Cimetière d’Aïre

Mon premier cimetière. Pas de toute ma vie, du début de mes recherches sur le terrain. J'y ai rencontré mes premières figurines.  J'y ai aussi observé quelques premiers rituels humains discrets du quotidien.

Une femme et un homme sont restés assis sur l’embrasure du coffre ouvert de leur voiture au milieu de l’allée centrale du cimetière durant plusieurs heures. I·Ells semblaient en attente. Plutôt âgé·es, il et elle ont discuté longtemps, ayant donné rendez-vous à une tierce personne qui se faisait attendre. J’ai l’impression qu’un·e de leur proche était ensevelie dans le cimetière, mais je suis arrivée trop tard pour voir si cet échange a commencé par la visite d'une tombe. Lorsque la troisième personne est arrivée, il y a eu une distribution d'objets sortis du coffre, quelques discussions philosophiques sur la mort, et soudain i·elles se sont mises en mouvement parce que “j’ai fait la réservation à 12h30, on va être en retard".

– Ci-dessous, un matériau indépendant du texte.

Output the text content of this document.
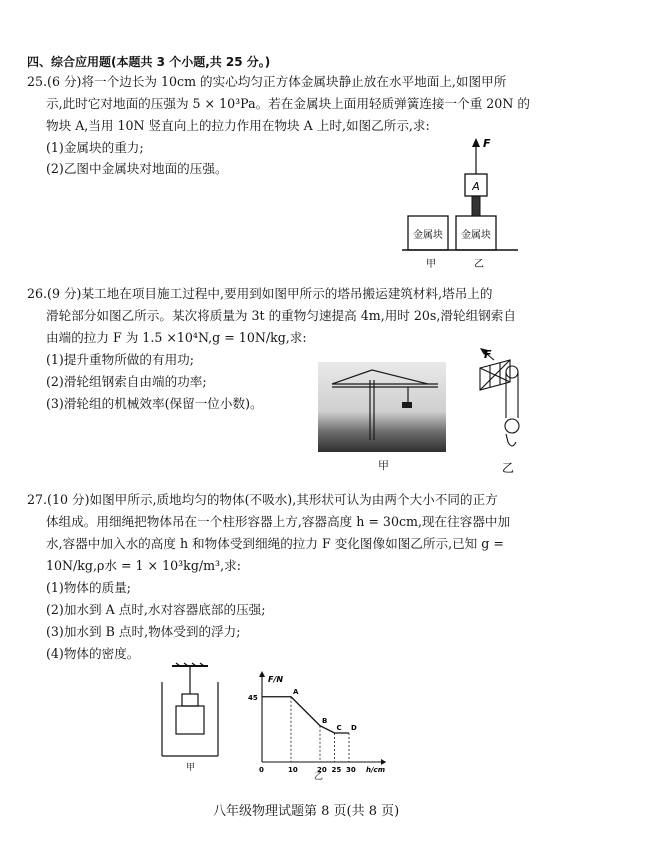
四、综合应用题(本题共 3 个小题,共 25 分。)
25.(6 分)将一个边长为 10cm 的实心均匀正方体金属块静止放在水平地面上,如图甲所
示,此时它对地面的压强为 5 × 10³Pa。若在金属块上面用轻质弹簧连接一个重 20N 的
物块 A,当用 10N 竖直向上的拉力作用在物块 A 上时,如图乙所示,求:
(1)金属块的重力;
(2)乙图中金属块对地面的压强。
金属块 金属块
A
F
甲	乙
26.(9 分)某工地在项目施工过程中,要用到如图甲所示的塔吊搬运建筑材料,塔吊上的
滑轮部分如图乙所示。某次将质量为 3t 的重物匀速提高 4m,用时 20s,滑轮组钢索自
由端的拉力 F 为 1.5 ×10⁴N,g = 10N/kg,求:
(1)提升重物所做的有用功;
(2)滑轮组钢索自由端的功率;
(3)滑轮组的机械效率(保留一位小数)。
甲
F
乙
27.(10 分)如图甲所示,质地均匀的物体(不吸水),其形状可认为由两个大小不同的正方
体组成。用细绳把物体吊在一个柱形容器上方,容器高度 h = 30cm,现在往容器中加
水,容器中加入水的高度 h 和物体受到细绳的拉力 F 变化图像如图乙所示,已知 g =
10N/kg,ρ水 = 1 × 10³kg/m³,求:
(1)物体的质量;
(2)加水到 A 点时,水对容器底部的压强;
(3)加水到 B 点时,物体受到的浮力;
(4)物体的密度。
甲
F/N
h/cm
0	10	20 25 30
45
A
B
C D
乙
八年级物理试题第 8 页(共 8 页)
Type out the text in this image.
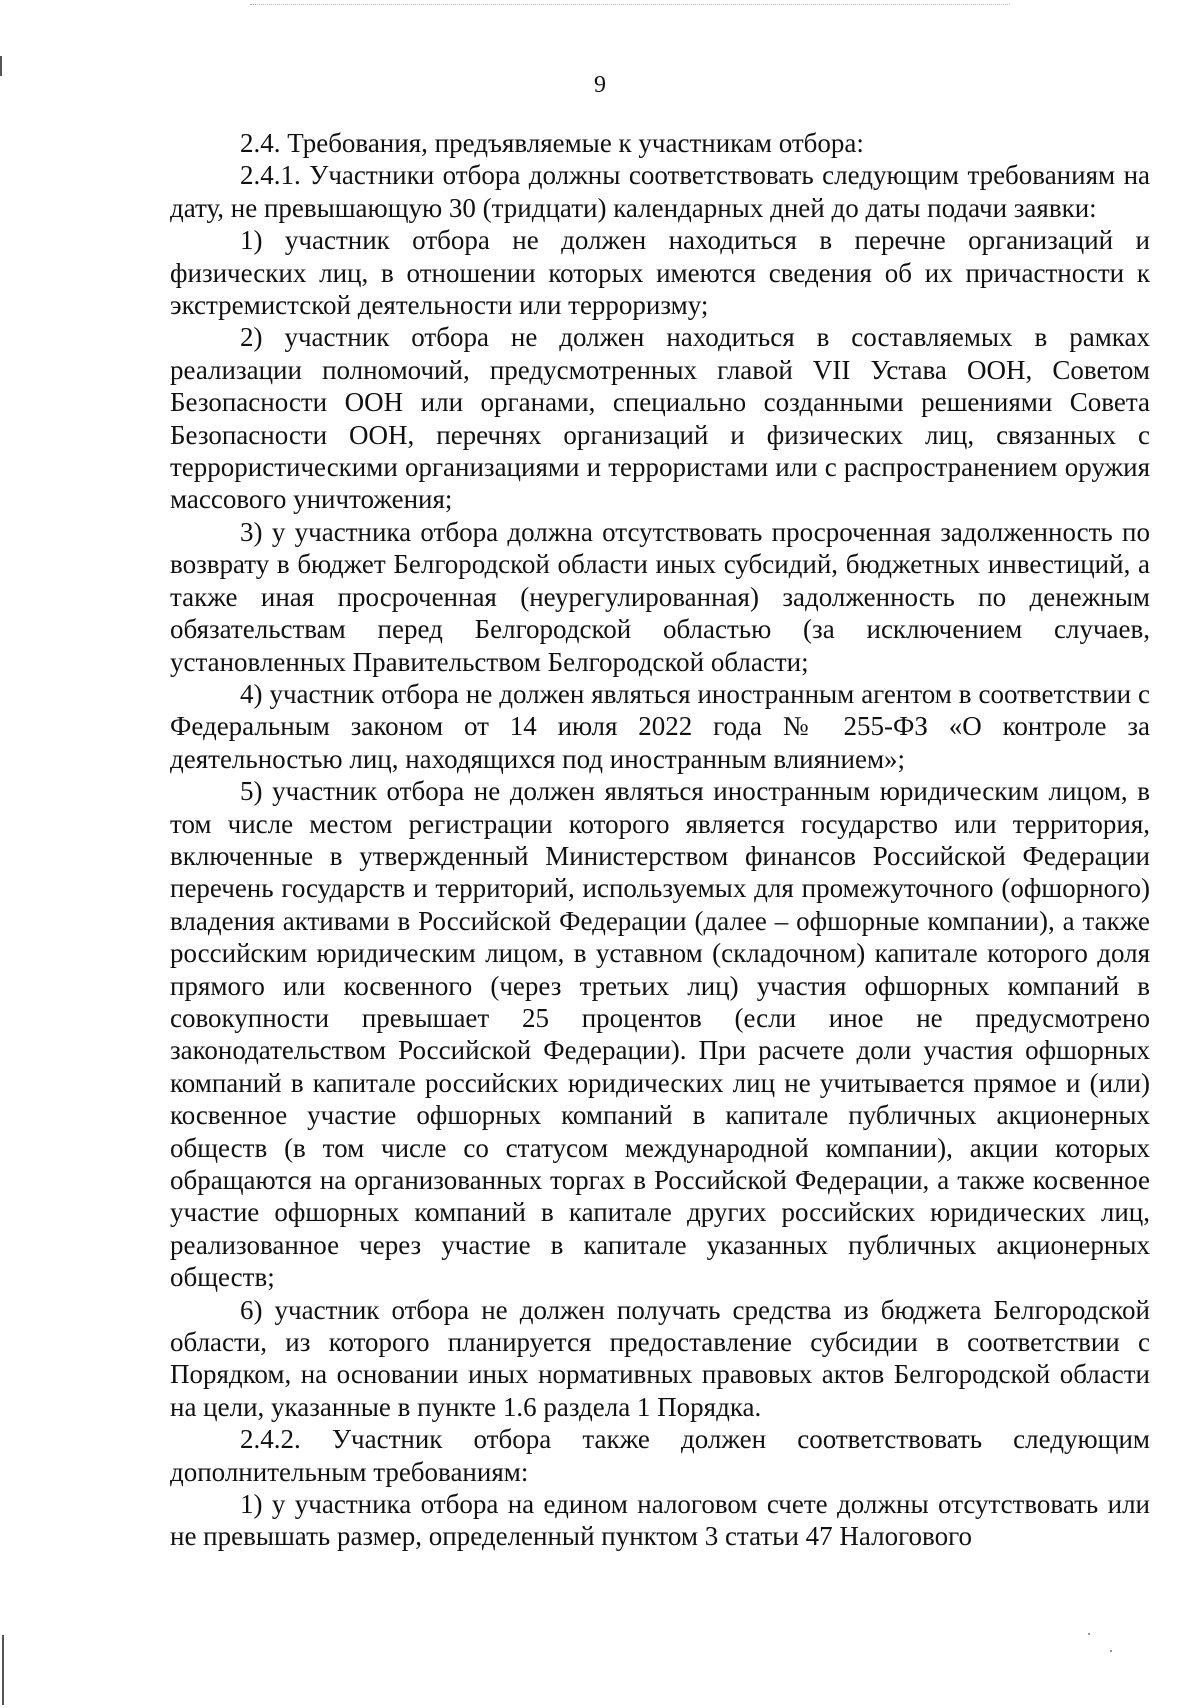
9

2.4. Требования, предъявляемые к участникам отбора:

2.4.1. Участники отбора должны соответствовать следующим требованиям на дату, не превышающую 30 (тридцати) календарных дней до даты подачи заявки:

1) участник отбора не должен находиться в перечне организаций и физических лиц, в отношении которых имеются сведения об их причастности к экстремистской деятельности или терроризму;

2) участник отбора не должен находиться в составляемых в рамках реализации полномочий, предусмотренных главой VII Устава ООН, Советом Безопасности ООН или органами, специально созданными решениями Совета Безопасности ООН, перечнях организаций и физических лиц, связанных с террористическими организациями и террористами или с распространением оружия массового уничтожения;

3) у участника отбора должна отсутствовать просроченная задолженность по возврату в бюджет Белгородской области иных субсидий, бюджетных инвестиций, а также иная просроченная (неурегулированная) задолженность по денежным обязательствам перед Белгородской областью (за исключением случаев, установленных Правительством Белгородской области;

4) участник отбора не должен являться иностранным агентом в соответствии с Федеральным законом от 14 июля 2022 года № 255-ФЗ «О контроле за деятельностью лиц, находящихся под иностранным влиянием»;

5) участник отбора не должен являться иностранным юридическим лицом, в том числе местом регистрации которого является государство или территория, включенные в утвержденный Министерством финансов Российской Федерации перечень государств и территорий, используемых для промежуточного (офшорного) владения активами в Российской Федерации (далее – офшорные компании), а также российским юридическим лицом, в уставном (складочном) капитале которого доля прямого или косвенного (через третьих лиц) участия офшорных компаний в совокупности превышает 25 процентов (если иное не предусмотрено законодательством Российской Федерации). При расчете доли участия офшорных компаний в капитале российских юридических лиц не учитывается прямое и (или) косвенное участие офшорных компаний в капитале публичных акционерных обществ (в том числе со статусом международной компании), акции которых обращаются на организованных торгах в Российской Федерации, а также косвенное участие офшорных компаний в капитале других российских юридических лиц, реализованное через участие в капитале указанных публичных акционерных обществ;

6) участник отбора не должен получать средства из бюджета Белгородской области, из которого планируется предоставление субсидии в соответствии с Порядком, на основании иных нормативных правовых актов Белгородской области на цели, указанные в пункте 1.6 раздела 1 Порядка.

2.4.2. Участник отбора также должен соответствовать следующим дополнительным требованиям:

1) у участника отбора на едином налоговом счете должны отсутствовать или не превышать размер, определенный пунктом 3 статьи 47 Налогового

Au même moment, un garçon qui devait avoir 10 ou 11 ans a traversé le cimetière seul et s’est dirigé vers une tombe. Il s’est d’abord arrêté devant, les mains croisées, comme en signe de recueillement, puis a touché la pierre tombale, une jolie pierre brute, en posant la main dessus quelques instants. Puis il est reparti. Curieuse, je suis allée voir la tombe après son départ. Il était écrit “Amore pepe”, le nom d’un homme et la date 1929-2019. J'ai été émue d'imaginer que depuis plus de 4 ans, ce garçon venait voir son grand-père, seul.